Biodiversity

Eulogy for a Crayfish We Hardly Knew

The death knell for the sooty crayfish probably sounded with the introduction of its cousin from the north.

January 18, 2024
signal crayfish
Portrait of a young signal crayfish at the bottom of the San Lorenzo River in the Santa Cruz Mountains, where this invasive species was introduced in the early 1900s. Its numbers remain high to this day. (Anton Sorokin)

It was about a century ago that we can be sure a sooty crayfish last ambled across the bottom of a Bay Area stream—perhaps in Alameda, or Pescadero Creek, where her kind had once been widespread. There, she might have nibbled on a snail or carefully selected a pebble, nimbly manipulating it in her petite pincers, to tidy the entrance to the tunnel she had excavated in the riverbank.

Perhaps she died peacefully in old age after failing to find a mate. Perhaps she was crushed in a heron’s beak, or by the claws of an invading crayfish species. Maybe she was gradually blanketed and smothered by a layer of choking silt from the canals being built upstream. All we know is that she was the endling—the last surviving member of her species—for sometime after the species was last seen in the late 1800s, the sooty crayfish quietly vanished.
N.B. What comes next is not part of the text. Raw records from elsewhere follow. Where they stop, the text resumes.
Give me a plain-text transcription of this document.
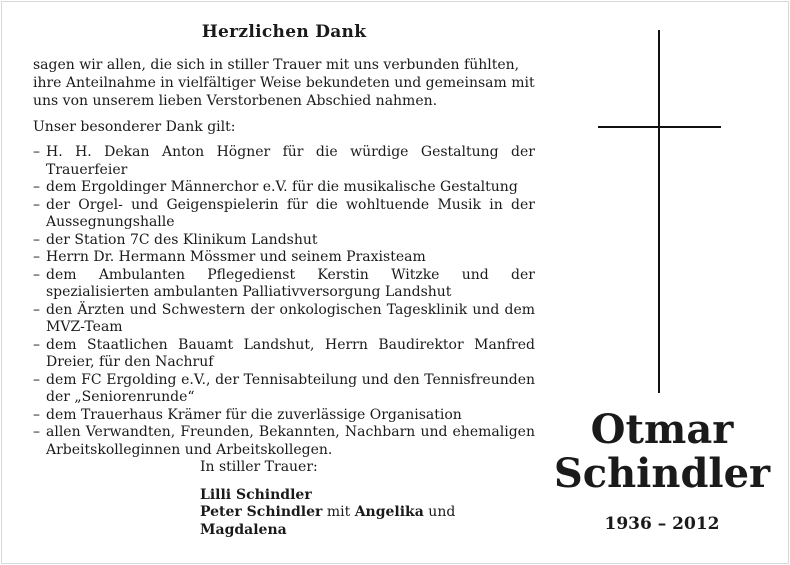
Herzlichen Dank

sagen wir allen, die sich in stiller Trauer mit uns verbunden fühlten, ihre Anteilnahme in vielfältiger Weise bekundeten und gemeinsam mit uns von unserem lieben Verstorbenen Abschied nahmen.

Unser besonderer Dank gilt:

– H. H. Dekan Anton Högner für die würdige Gestaltung der Trauerfeier
– dem Ergoldinger Männerchor e.V. für die musikalische Gestaltung
– der Orgel- und Geigenspielerin für die wohltuende Musik in der Aussegnungshalle
– der Station 7C des Klinikum Landshut
– Herrn Dr. Hermann Mössmer und seinem Praxisteam
– dem Ambulanten Pflegedienst Kerstin Witzke und der spezialisierten ambulanten Palliativversorgung Landshut
– den Ärzten und Schwestern der onkologischen Tagesklinik und dem MVZ-Team
– dem Staatlichen Bauamt Landshut, Herrn Baudirektor Manfred Dreier, für den Nachruf
– dem FC Ergolding e.V., der Tennisabteilung und den Tennisfreunden der „Seniorenrunde“
– dem Trauerhaus Krämer für die zuverlässige Organisation
– allen Verwandten, Freunden, Bekannten, Nachbarn und ehemaligen Arbeitskolleginnen und Arbeitskollegen.

In stiller Trauer:

Lilli Schindler

Peter Schindler mit Angelika und Magdalena

Otmar
Schindler
1936 – 2012
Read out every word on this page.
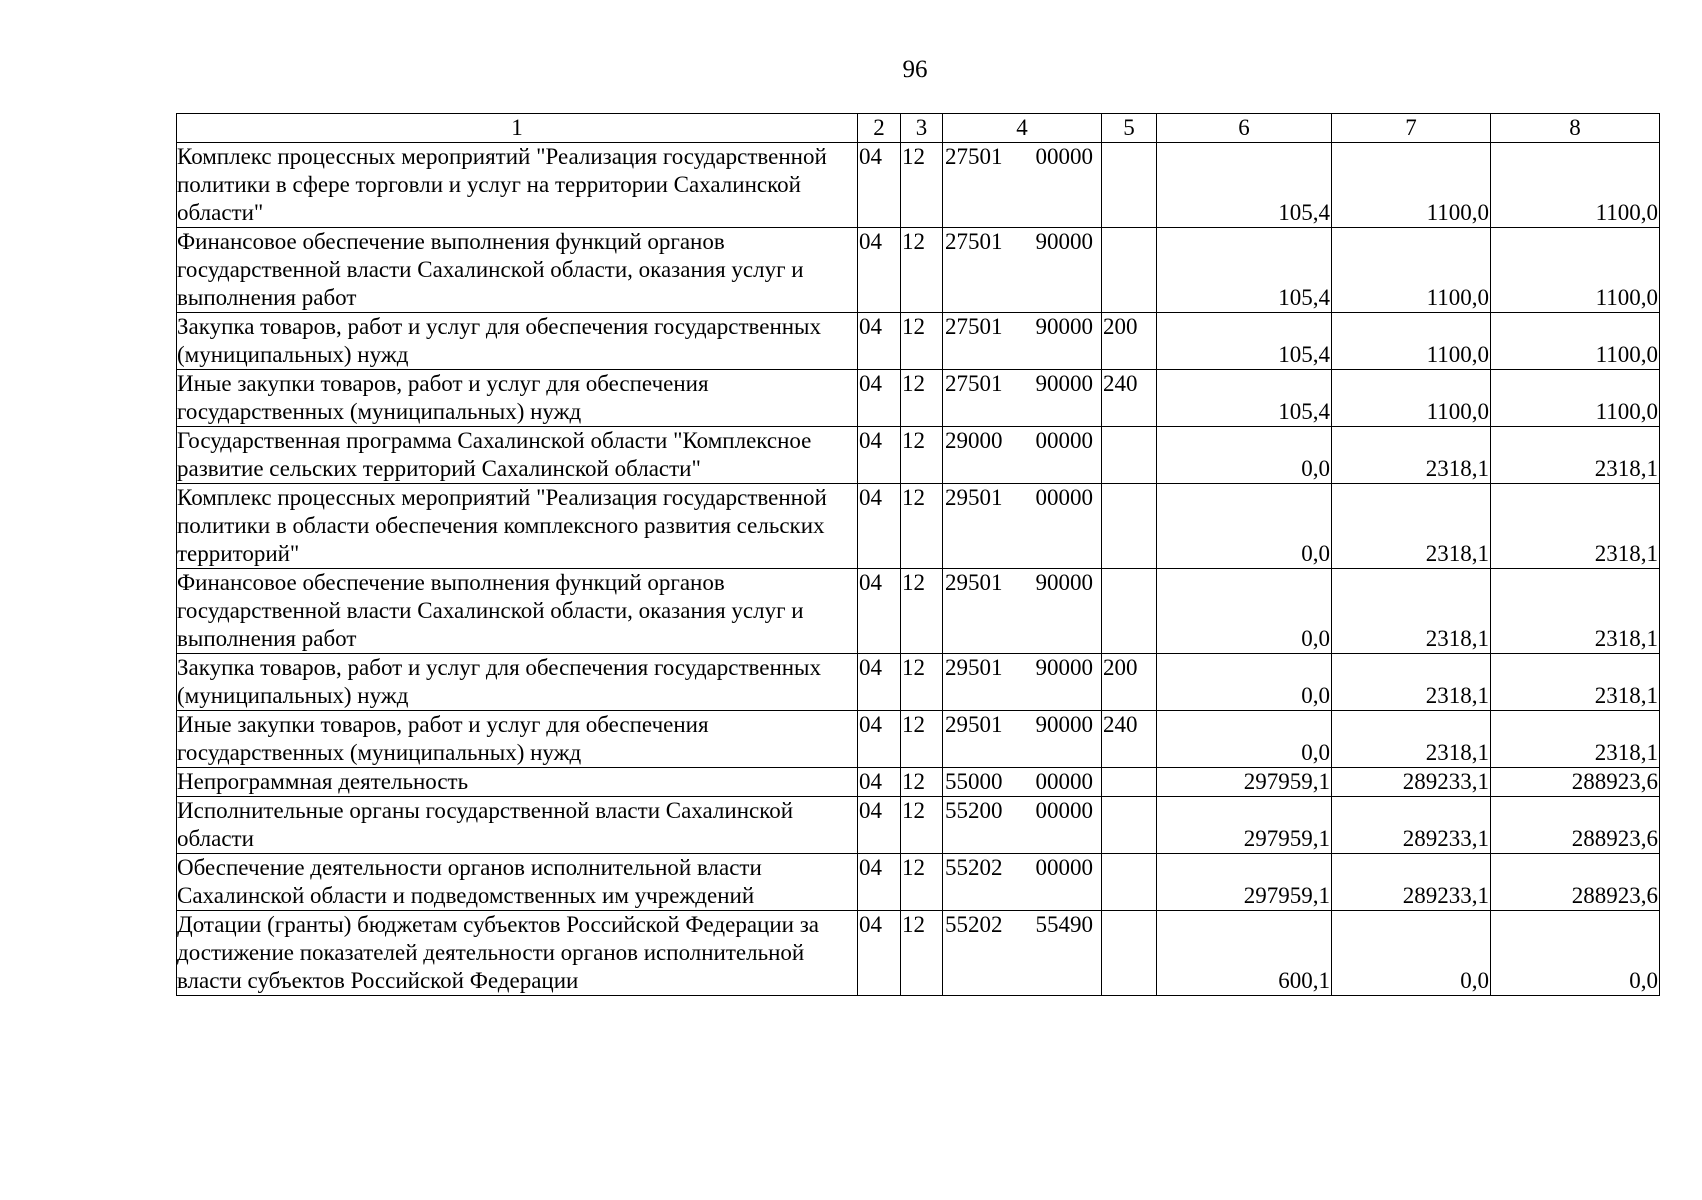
96
1	2	3	4	5	6	7	8
Комплекс процессных мероприятий "Реализация государственной политики в сфере торговли и услуг на территории Сахалинской области"	04	12	27501 00000		105,4	1100,0	1100,0
Финансовое обеспечение выполнения функций органов государственной власти Сахалинской области, оказания услуг и выполнения работ	04	12	27501 90000		105,4	1100,0	1100,0
Закупка товаров, работ и услуг для обеспечения государственных (муниципальных) нужд	04	12	27501 90000	200	105,4	1100,0	1100,0
Иные закупки товаров, работ и услуг для обеспечения государственных (муниципальных) нужд	04	12	27501 90000	240	105,4	1100,0	1100,0
Государственная программа Сахалинской области "Комплексное развитие сельских территорий Сахалинской области"	04	12	29000 00000		0,0	2318,1	2318,1
Комплекс процессных мероприятий "Реализация государственной политики в области обеспечения комплексного развития сельских территорий"	04	12	29501 00000		0,0	2318,1	2318,1
Финансовое обеспечение выполнения функций органов государственной власти Сахалинской области, оказания услуг и выполнения работ	04	12	29501 90000		0,0	2318,1	2318,1
Закупка товаров, работ и услуг для обеспечения государственных (муниципальных) нужд	04	12	29501 90000	200	0,0	2318,1	2318,1
Иные закупки товаров, работ и услуг для обеспечения государственных (муниципальных) нужд	04	12	29501 90000	240	0,0	2318,1	2318,1
Непрограммная деятельность	04	12	55000 00000		297959,1	289233,1	288923,6
Исполнительные органы государственной власти Сахалинской области	04	12	55200 00000		297959,1	289233,1	288923,6
Обеспечение деятельности органов исполнительной власти Сахалинской области и подведомственных им учреждений	04	12	55202 00000		297959,1	289233,1	288923,6
Дотации (гранты) бюджетам субъектов Российской Федерации за достижение показателей деятельности органов исполнительной власти субъектов Российской Федерации	04	12	55202 55490		600,1	0,0	0,0
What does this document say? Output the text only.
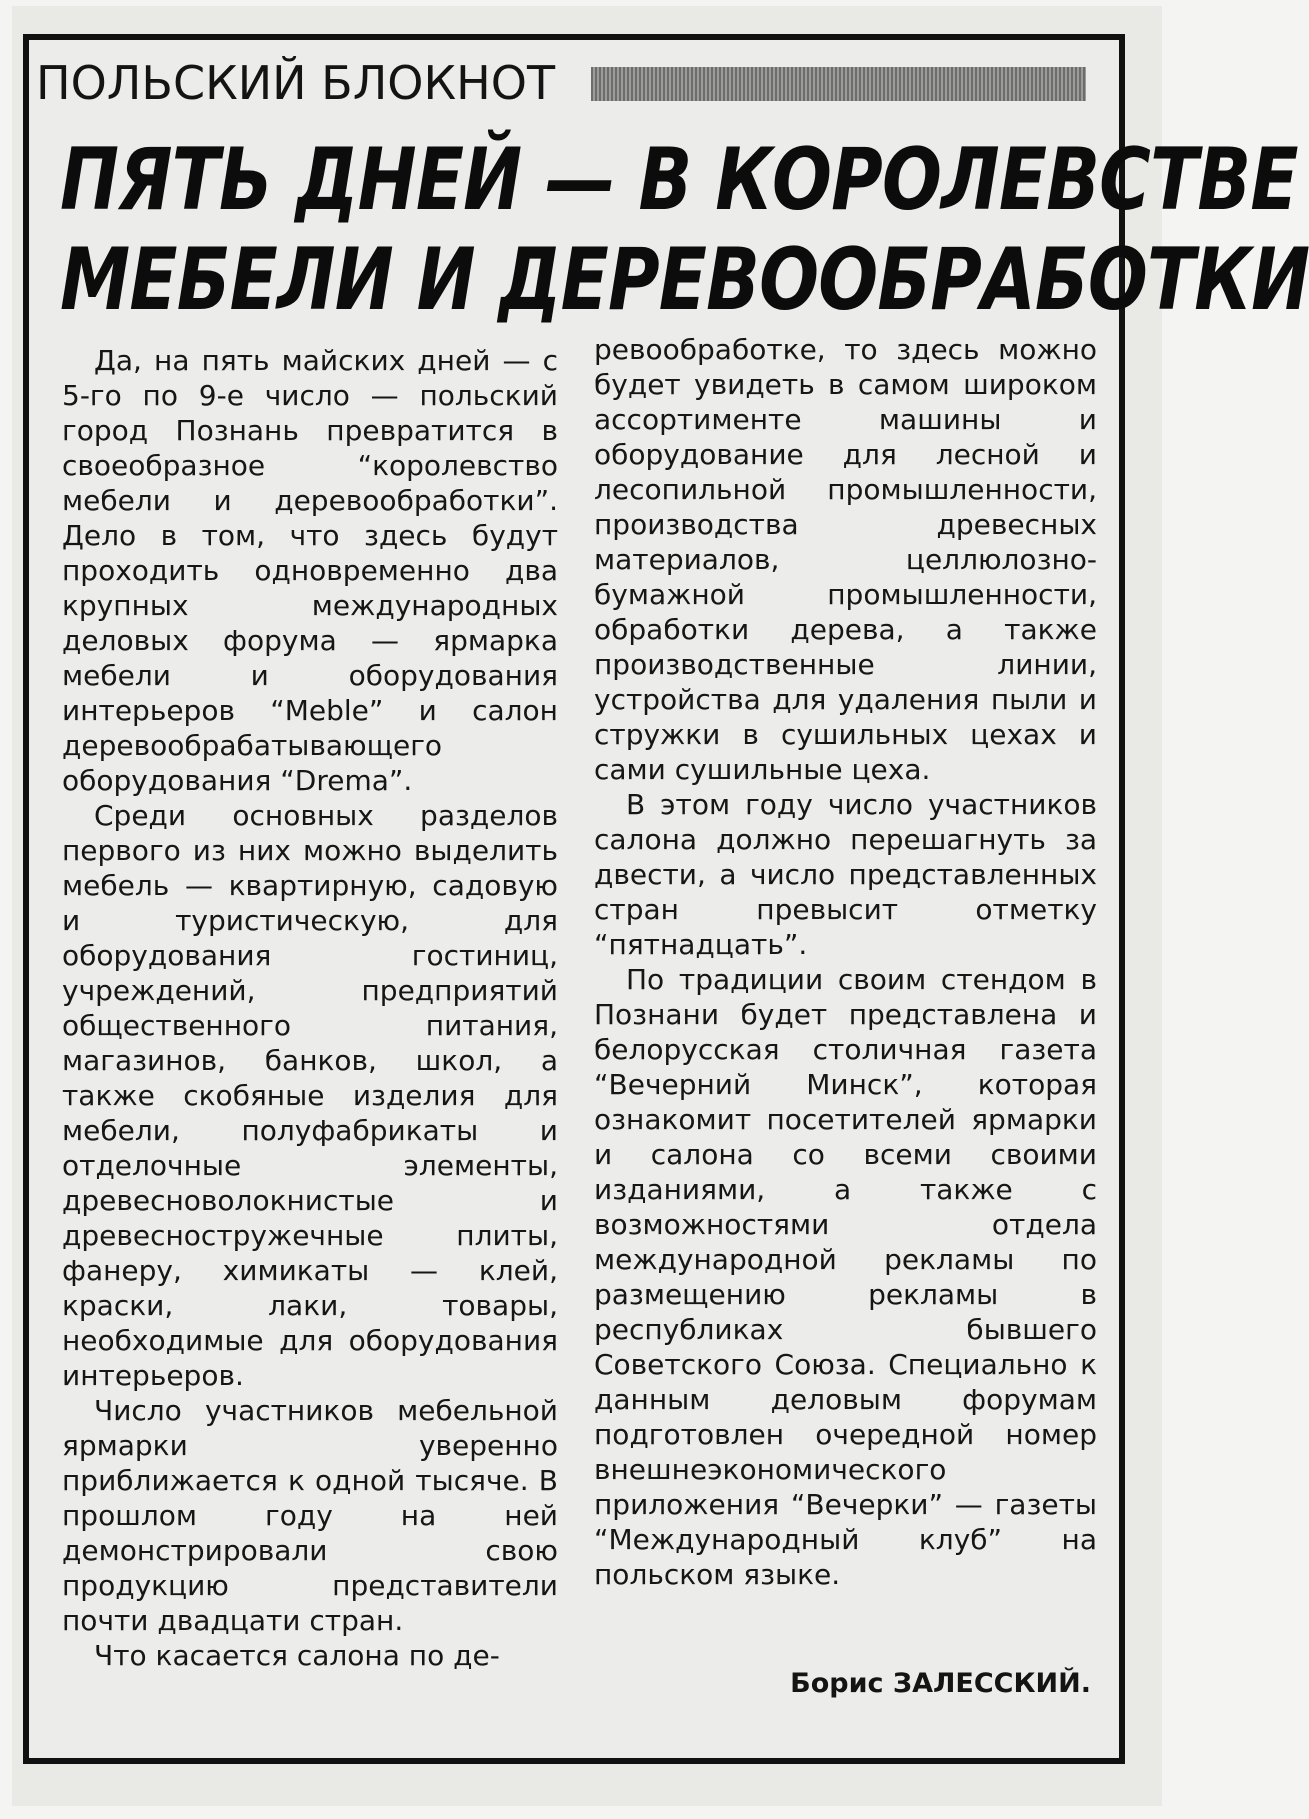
ПОЛЬСКИЙ БЛОКНОТ
ПЯТЬ ДНЕЙ — В КОРОЛЕВСТВЕ
МЕБЕЛИ И ДЕРЕВООБРАБОТКИ

Да, на пять майских дней — с 5-го по 9-е число — польский город Познань превратится в своеобразное “королевство мебели и деревообработки”. Дело в том, что здесь будут проходить одновременно два крупных международных деловых форума — ярмарка мебели и оборудования интерьеров “Meble” и салон деревообрабатывающего оборудования “Drema”.

Среди основных разделов первого из них можно выделить мебель — квартирную, садовую и туристическую, для оборудования гостиниц, учреждений, предприятий общественного питания, магазинов, банков, школ, а также скобяные изделия для мебели, полуфабрикаты и отделочные элементы, древесноволокнистые и древесностружечные плиты, фанеру, химикаты — клей, краски, лаки, товары, необходимые для оборудования интерьеров.

Число участников мебельной ярмарки уверенно приближается к одной тысяче. В прошлом году на ней демонстрировали свою продукцию представители почти двадцати стран.

Что касается салона по де-

ревообработке, то здесь можно будет увидеть в самом широком ассортименте машины и оборудование для лесной и лесопильной промышленности, производства древесных материалов, целлюлозно-бумажной промышленности, обработки дерева, а также производственные линии, устройства для удаления пыли и стружки в сушильных цехах и сами сушильные цеха.

В этом году число участников салона должно перешагнуть за двести, а число представленных стран превысит отметку “пятнадцать”.

По традиции своим стендом в Познани будет представлена и белорусская столичная газета “Вечерний Минск”, которая ознакомит посетителей ярмарки и салона со всеми своими изданиями, а также с возможностями отдела международной рекламы по размещению рекламы в республиках бывшего Советского Союза. Специально к данным деловым форумам подготовлен очередной номер внешнеэкономического приложения “Вечерки” — газеты “Международный клуб” на польском языке.

Борис ЗАЛЕССКИЙ.
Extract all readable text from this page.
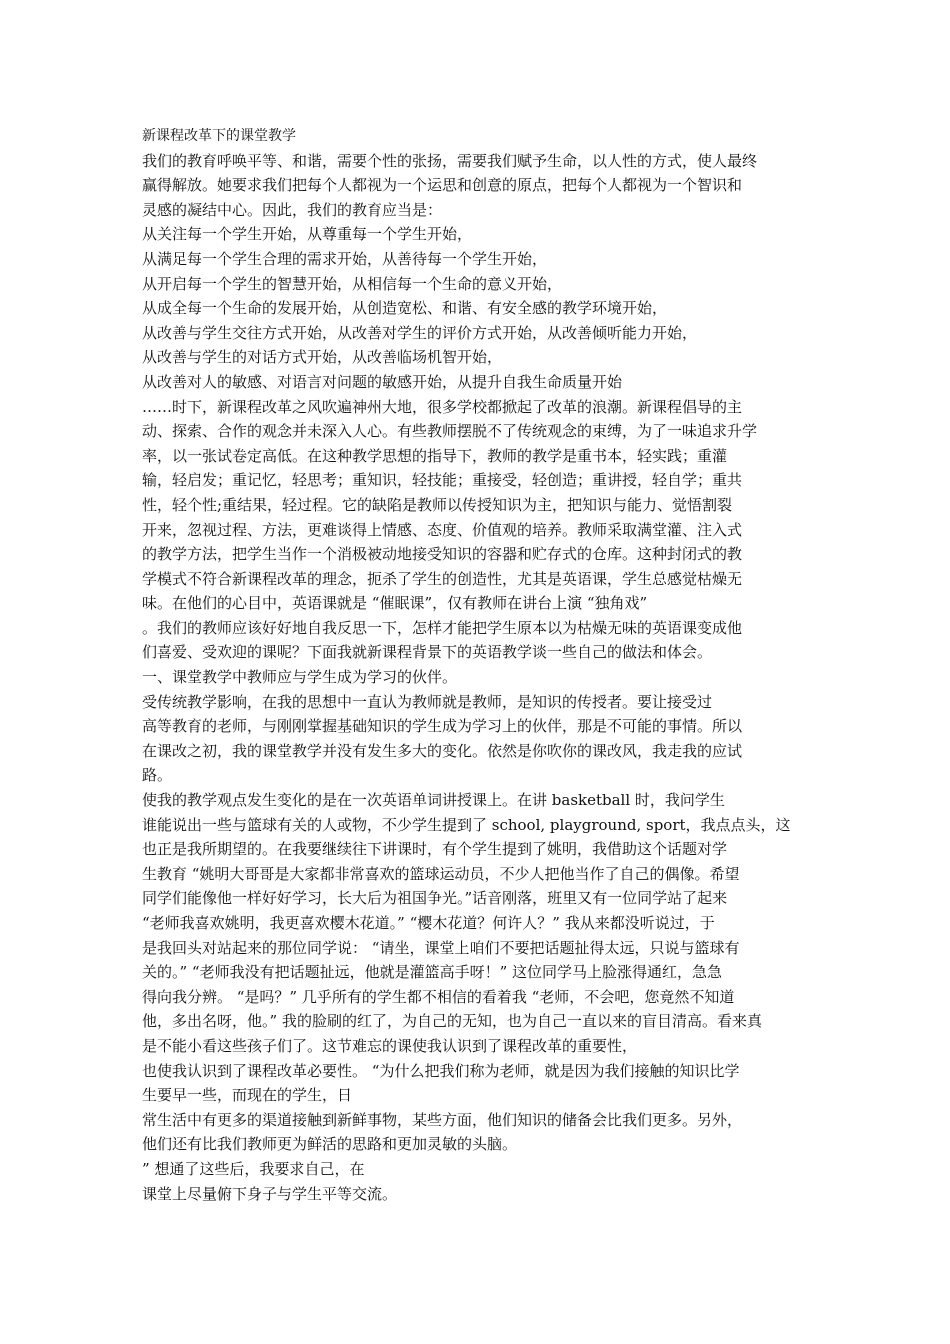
新课程改革下的课堂教学
我们的教育呼唤平等、和谐，需要个性的张扬，需要我们赋予生命，以人性的方式，使人最终
赢得解放。她要求我们把每个人都视为一个运思和创意的原点，把每个人都视为一个智识和
灵感的凝结中心。因此，我们的教育应当是：
从关注每一个学生开始，从尊重每一个学生开始，
从满足每一个学生合理的需求开始，从善待每一个学生开始，
从开启每一个学生的智慧开始，从相信每一个生命的意义开始，
从成全每一个生命的发展开始，从创造宽松、和谐、有安全感的教学环境开始，
从改善与学生交往方式开始，从改善对学生的评价方式开始，从改善倾听能力开始，
从改善与学生的对话方式开始，从改善临场机智开始，
从改善对人的敏感、对语言对问题的敏感开始，从提升自我生命质量开始
……时下，新课程改革之风吹遍神州大地，很多学校都掀起了改革的浪潮。新课程倡导的主
动、探索、合作的观念并未深入人心。有些教师摆脱不了传统观念的束缚，为了一味追求升学
率，以一张试卷定高低。在这种教学思想的指导下，教师的教学是重书本，轻实践；重灌
输，轻启发；重记忆，轻思考；重知识，轻技能；重接受，轻创造；重讲授，轻自学；重共
性，轻个性;重结果，轻过程。它的缺陷是教师以传授知识为主，把知识与能力、觉悟割裂
开来，忽视过程、方法，更难谈得上情感、态度、价值观的培养。教师采取满堂灌、注入式
的教学方法，把学生当作一个消极被动地接受知识的容器和贮存式的仓库。这种封闭式的教
学模式不符合新课程改革的理念，扼杀了学生的创造性，尤其是英语课，学生总感觉枯燥无
味。在他们的心目中，英语课就是 “催眠课”，仅有教师在讲台上演 “独角戏”
。我们的教师应该好好地自我反思一下，怎样才能把学生原本以为枯燥无味的英语课变成他
们喜爱、受欢迎的课呢？下面我就新课程背景下的英语教学谈一些自己的做法和体会。
一、课堂教学中教师应与学生成为学习的伙伴。
受传统教学影响，在我的思想中一直认为教师就是教师，是知识的传授者。要让接受过
高等教育的老师，与刚刚掌握基础知识的学生成为学习上的伙伴，那是不可能的事情。所以
在课改之初，我的课堂教学并没有发生多大的变化。依然是你吹你的课改风，我走我的应试
路。
使我的教学观点发生变化的是在一次英语单词讲授课上。在讲 basketball 时，我问学生
谁能说出一些与篮球有关的人或物，不少学生提到了 school, playground, sport，我点点头，这
也正是我所期望的。在我要继续往下讲课时，有个学生提到了姚明，我借助这个话题对学
生教育 “姚明大哥哥是大家都非常喜欢的篮球运动员，不少人把他当作了自己的偶像。希望
同学们能像他一样好好学习，长大后为祖国争光。”话音刚落，班里又有一位同学站了起来
“老师我喜欢姚明，我更喜欢樱木花道。” “樱木花道？何许人？” 我从来都没听说过，于
是我回头对站起来的那位同学说： “请坐，课堂上咱们不要把话题扯得太远，只说与篮球有
关的。” “老师我没有把话题扯远，他就是灌篮高手呀！” 这位同学马上脸涨得通红，急急
得向我分辨。 “是吗？” 几乎所有的学生都不相信的看着我 “老师，不会吧，您竟然不知道
他，多出名呀，他。” 我的脸刷的红了，为自己的无知，也为自己一直以来的盲目清高。看来真
是不能小看这些孩子们了。这节难忘的课使我认识到了课程改革的重要性，
也使我认识到了课程改革必要性。 “为什么把我们称为老师，就是因为我们接触的知识比学
生要早一些，而现在的学生，日
常生活中有更多的渠道接触到新鲜事物，某些方面，他们知识的储备会比我们更多。另外，
他们还有比我们教师更为鲜活的思路和更加灵敏的头脑。
” 想通了这些后，我要求自己，在
课堂上尽量俯下身子与学生平等交流。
Crayfish, the freshwater counterparts to lobsters, are ubiquitous yet overlooked. Curious children pluck mudbugs, crawdads, or crawfish—all crayfish by another name—from the shallows, sometimes earning a painful pinch as a reward. Others buy them by the bushel to pile high at crayfish boils. “I think people often assume that a crayfish is a crayfish—they’re all the same, a cosmopolitan [species] that lives everywhere on Earth,” says Eric Larson, an ecologist and associate professor at the University of Illinois Urbana-Champaign, who studies crayfish invasions and declines. “That’s not the case.” These humble denizens of the shallows are, in fact, keystone species and ecosystem engineers that play an outsize role in their habitats—and different species can have vastly different impacts.     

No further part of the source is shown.